FAQ — studying in Cambridge
Does AEN help students apply to the University of Cambridge?
No — we are honest about this. AEN does not have a direct partnership with the historic University of Cambridge (the one with the 31 colleges), and applications there go through UCAS with separate college admissions, the Cambridge admissions assessments, and very competitive entry standards. Our direct partners in Cambridge are Anglia Ruskin University (ARU) and Anglia Ruskin University International College (ARUIC), the modern teaching university and its pathway college. ARU and ARUIC welcome international students through Foundation Year, Undergraduate Diploma, undergraduate degree and postgraduate routes, and we can support those applications end-to-end. Both share the same city — and a lot of the same cultural experience — but they are separate institutions. If your academic goal is the historic University of Cambridge, we can advise but not place.
What is ARUIC and how does it lead into ARU?
Anglia Ruskin University International College (ARUIC) is a pathway college located on the ARU Cambridge campus, designed specifically for international students who need an academic and English-language bridge into ARU undergraduate or postgraduate degrees.

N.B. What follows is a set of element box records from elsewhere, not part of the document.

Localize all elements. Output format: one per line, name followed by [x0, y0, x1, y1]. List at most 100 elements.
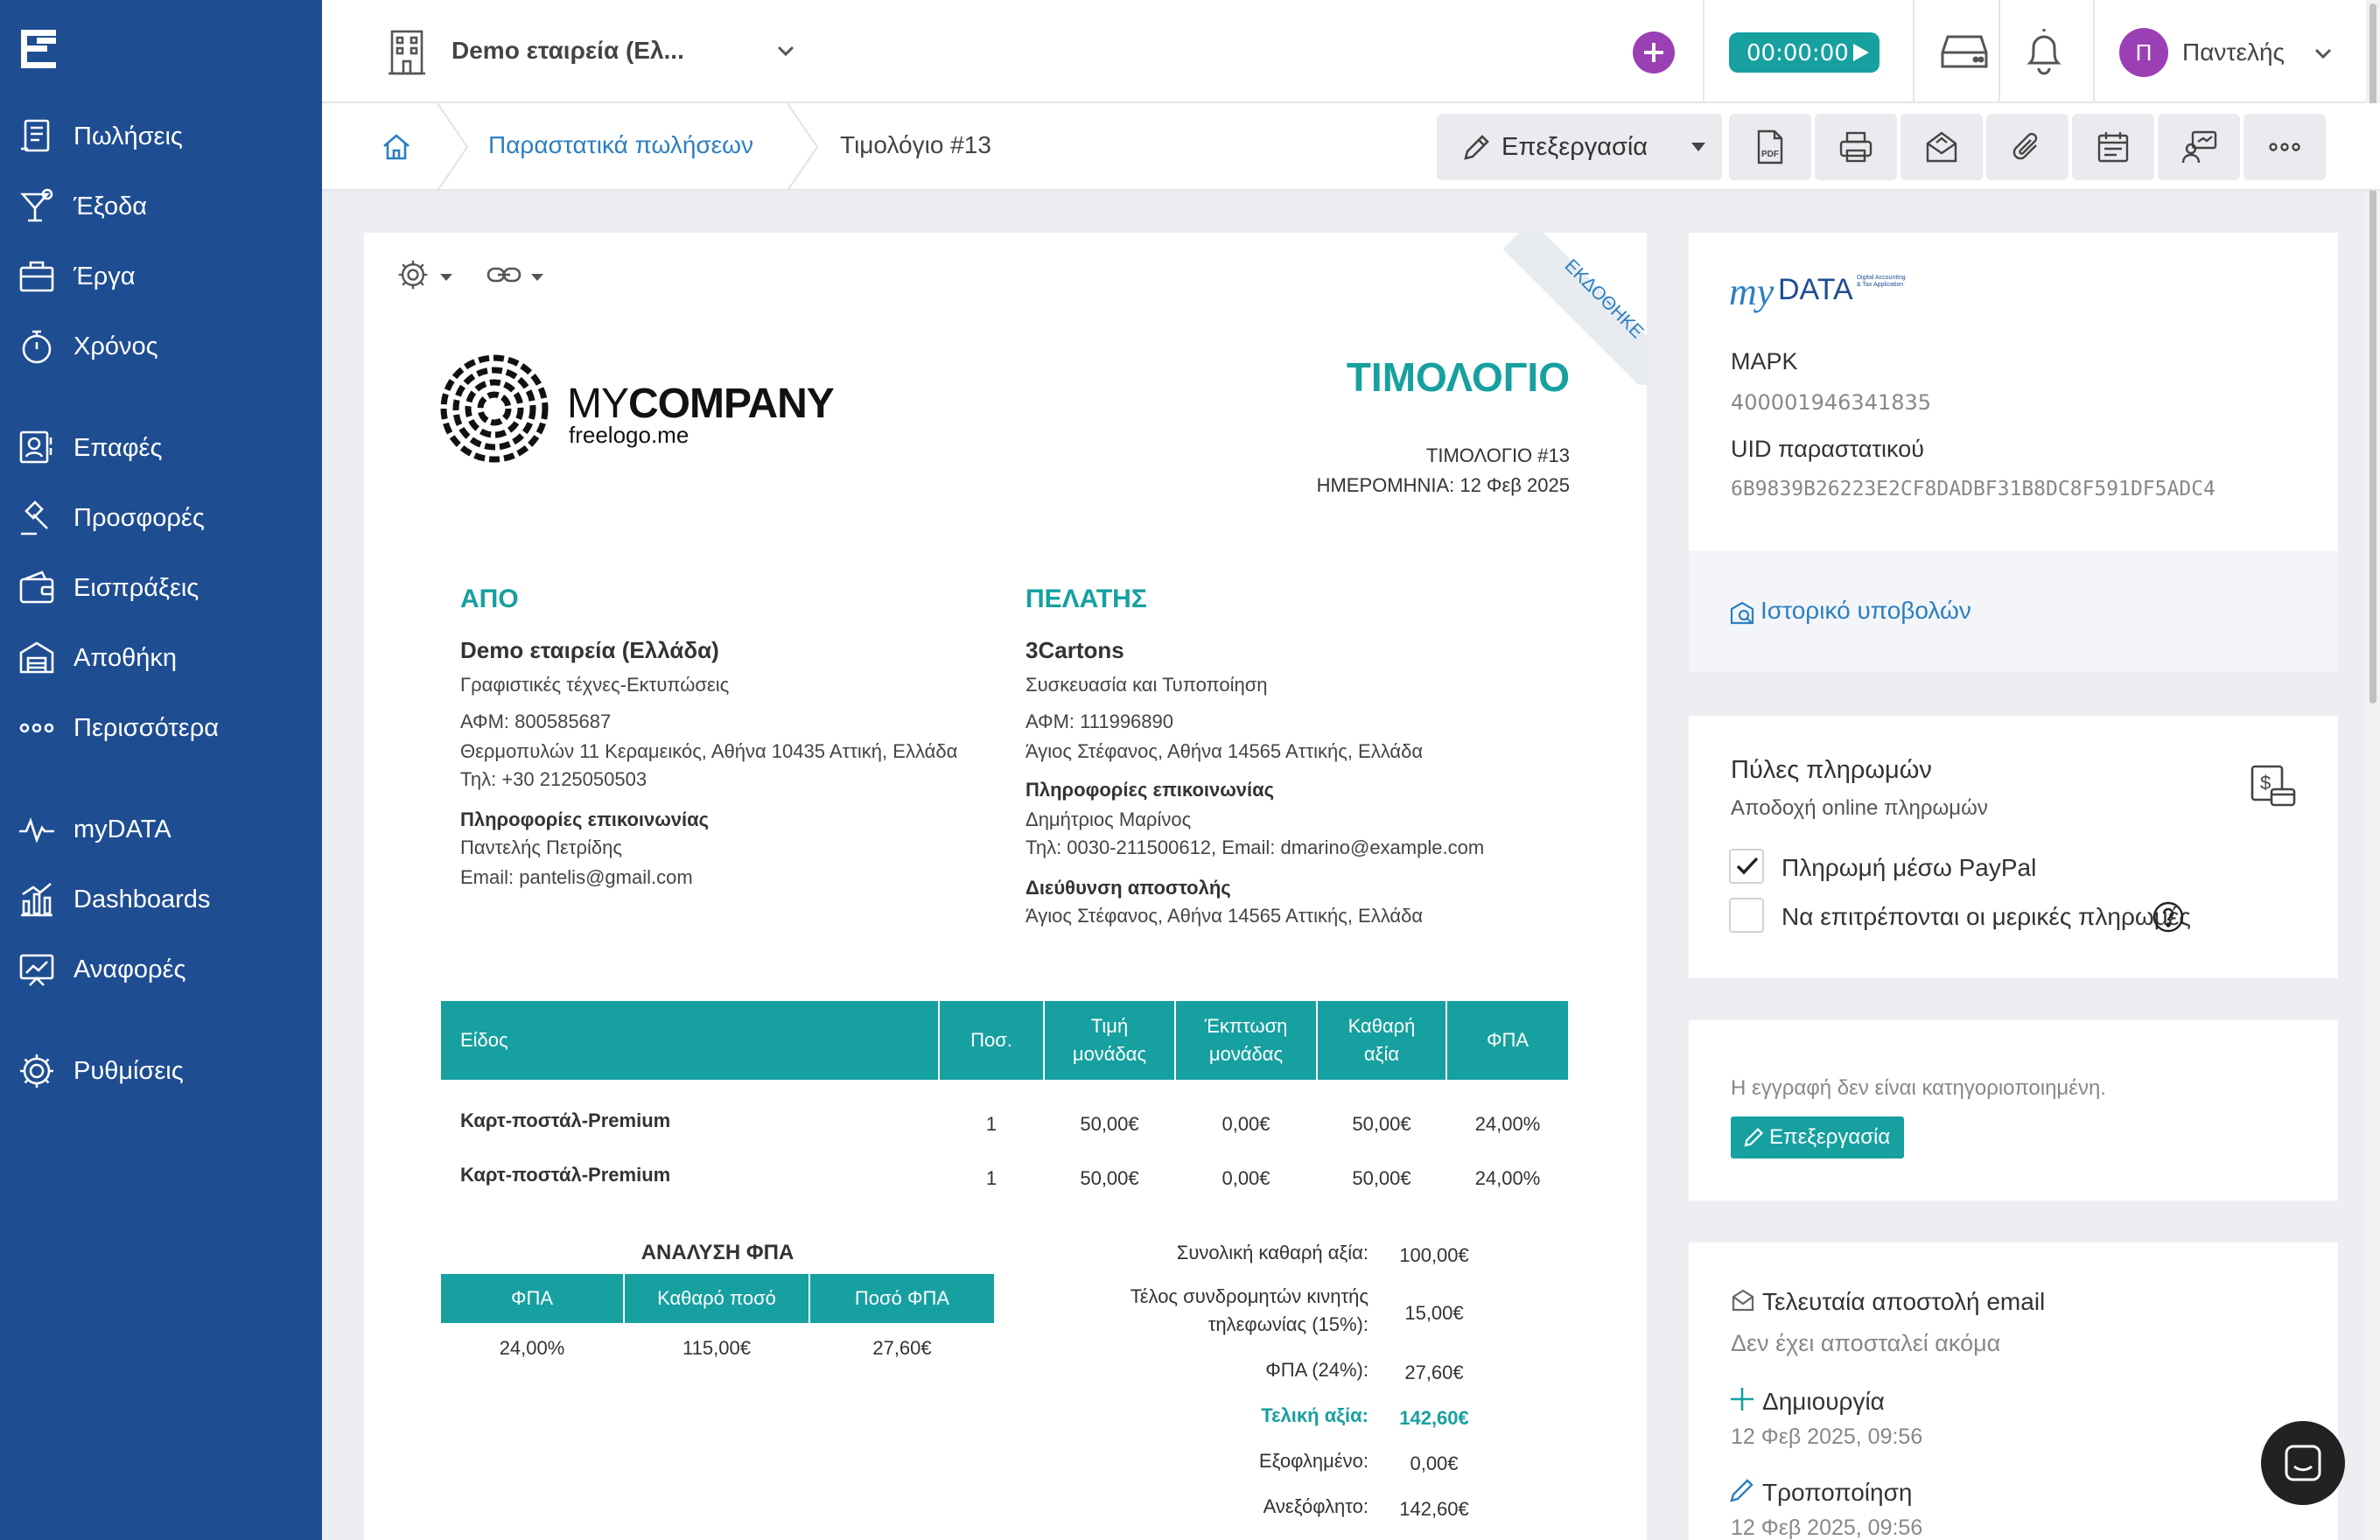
- company-name: Demo εταιρεία (Ελ...: [452, 37, 684, 64]
- mark-value: 400001946341835: [1731, 390, 1932, 415]
- logo-subtext: freelogo.me: [569, 422, 690, 448]
- col-header-vat: ΦΠΑ: [1447, 1001, 1568, 1080]
- chevron-down-icon: [2314, 44, 2333, 63]
- paid-label: Εξοφλημένο:: [1258, 1450, 1368, 1472]
- col-header-qty: Ποσ.: [940, 1001, 1043, 1080]
- timer-button[interactable]: 00:00:00: [1729, 32, 1880, 73]
- fee-label-line2: τηλεφωνίας (15%):: [1208, 1313, 1368, 1335]
- home-icon[interactable]: [382, 133, 411, 161]
- sidebar-item-label: Ρυθμίσεις: [74, 1057, 184, 1085]
- cocktail-icon: [18, 187, 56, 226]
- total-net-value: 100,00€: [1399, 1244, 1469, 1266]
- send-email-button[interactable]: [1900, 114, 1983, 180]
- pulse-icon: [18, 810, 56, 849]
- breadcrumb: Παραστατικά πωλήσεων Τιμολόγιο #13 Επεξε…: [322, 103, 2380, 191]
- scrollbar[interactable]: [2366, 0, 2380, 1540]
- from-contact-name: Παντελής Πετρίδης: [460, 836, 622, 858]
- client-contact-name: Δημήτριος Μαρίνος: [1026, 808, 1192, 830]
- link-icon: [486, 262, 522, 287]
- settings-dropdown[interactable]: [396, 257, 458, 292]
- chevron-down-icon: [775, 40, 796, 61]
- paypal-label: Πληρωμή μέσω PayPal: [1782, 854, 2037, 881]
- inbox-button[interactable]: [1928, 23, 1998, 80]
- vat-analysis-title: ΑΝΑΛΥΣΗ ΦΠΑ: [640, 1241, 794, 1264]
- briefcase-icon: [18, 257, 56, 296]
- sidebar-item-receipts[interactable]: Εισπράξεις: [0, 553, 322, 623]
- more-actions-button[interactable]: [2244, 114, 2326, 180]
- breadcrumb-link[interactable]: Παραστατικά πωλήσεων: [488, 131, 753, 159]
- sidebar-item-time[interactable]: Χρόνος: [0, 312, 322, 382]
- gavel-icon: [18, 499, 56, 537]
- sidebar-item-sales[interactable]: Πωλήσεις: [0, 102, 322, 172]
- print-button[interactable]: [1815, 114, 1897, 180]
- sidebar-item-warehouse[interactable]: Αποθήκη: [0, 623, 322, 693]
- vat-total-value: 27,60€: [1404, 1362, 1464, 1383]
- caret-down-icon: [530, 273, 544, 282]
- invoice-title: ΤΙΜΟΛΟΓΙΟ: [1346, 354, 1570, 400]
- partial-payments-checkbox[interactable]: [1729, 898, 1764, 933]
- sidebar-item-dashboards[interactable]: Dashboards: [0, 864, 322, 934]
- paypal-option[interactable]: Πληρωμή μέσω PayPal: [1729, 847, 2254, 886]
- bar-chart-icon: [18, 880, 56, 919]
- sidebar-item-mydata[interactable]: myDATA: [0, 794, 322, 864]
- link-dropdown[interactable]: [486, 257, 550, 292]
- top-bar: Demo εταιρεία (Ελ... 00:00:00 Π Παντελής: [322, 0, 2380, 1540]
- building-icon: [387, 28, 427, 77]
- mydata-card: my DATA Digital Accounting & Tax Applica…: [1689, 233, 2338, 672]
- bell-icon: [2025, 26, 2063, 75]
- last-email-status: Δεν έχει αποσταλεί ακόμα: [1731, 1330, 2001, 1356]
- chat-button[interactable]: [2261, 1421, 2345, 1505]
- help-icon[interactable]: [2152, 901, 2184, 933]
- partial-payments-option[interactable]: Να επιτρέπονται οι μερικές πληρωμές: [1729, 896, 2324, 934]
- svg-text:$: $: [2260, 772, 2271, 794]
- row-item: Καρτ-ποστάλ-Premium: [460, 1164, 671, 1186]
- sidebar-item-reports[interactable]: Αναφορές: [0, 934, 322, 1004]
- col-header-net: Καθαρή αξία: [1318, 1001, 1446, 1080]
- paypal-checkbox[interactable]: [1729, 849, 1764, 884]
- pdf-button[interactable]: PDF: [1729, 114, 1811, 180]
- notifications-button[interactable]: [2016, 23, 2072, 80]
- sidebar-item-more[interactable]: Περισσότερα: [0, 693, 322, 763]
- attach-button[interactable]: [1986, 114, 2068, 180]
- plus-icon: [1729, 1386, 1755, 1412]
- user-menu[interactable]: Π Παντελής: [2119, 26, 2347, 79]
- add-button[interactable]: [1633, 32, 1675, 74]
- client-shipping-address: Άγιος Στέφανος, Αθήνα 14565 Αττικής, Ελλ…: [1026, 905, 1424, 927]
- total-net-label: Συνολική καθαρή αξία:: [1176, 1242, 1368, 1264]
- category-edit-button[interactable]: Επεξεργασία: [1731, 1116, 1904, 1158]
- sidebar: Πωλήσεις Έξοδα Έργα Χρόνος Επαφές Προσφο…: [0, 0, 322, 1540]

Typical routes are an International Foundation Year (leading into year 1 of an ARU undergraduate degree), an International Year One (leading into year 2 of selected undergraduate degrees), and a Pre-Masters (leading into an ARU postgraduate Masters degree). On successful completion of your pathway, you progress directly into the relevant ARU degree on the same campus, with the same student services. Multiple intakes run through the year. AEN works directly with ARUIC and we handle the full application, accommodation and visa support process.
Is Cambridge too small for international students?
Cambridge is small — only around 145,000 people — and you will know your way around within a couple of weeks. For some international students this is exactly the appeal: a beautiful, walkable, intellectually serious city where you can focus on your studies without the overwhelm of a large metropolis. For others used to big-city life it can feel quiet, especially in the evenings during vacation periods. The crucial counter-balance is London — 45 minutes away by direct train — and Stansted Airport, 30 minutes away. Most international students at ARU and ARUIC make regular weekend trips to London for variety, and find that combining the focus of Cambridge during the week with the scale of London at weekends gives them the best of both. The student community itself is genuinely international.
Why is accommodation so expensive in Cambridge?
Cambridge has one of the tightest housing markets in the UK, driven by limited land for development, a large student population, and a substantial Cambridge Cluster workforce in technology and biotech competing for the same housing stock. Demand exceeds supply year-round. The honest practical advice is to book your accommodation as early as possible — ideally as soon as you accept your offer — and to seriously consider purpose-built student accommodation (PBSA) for your first year, where prices are higher but bills, Wi-Fi, security and a guaranteed room are bundled. PBSA also helps you build a social network on arrival. From second year onwards, most students move into shared houses in Cherry Hinton, Romsey or Chesterton with friends they've made, where rents are noticeably lower. AEN's admissions team can advise on specific providers.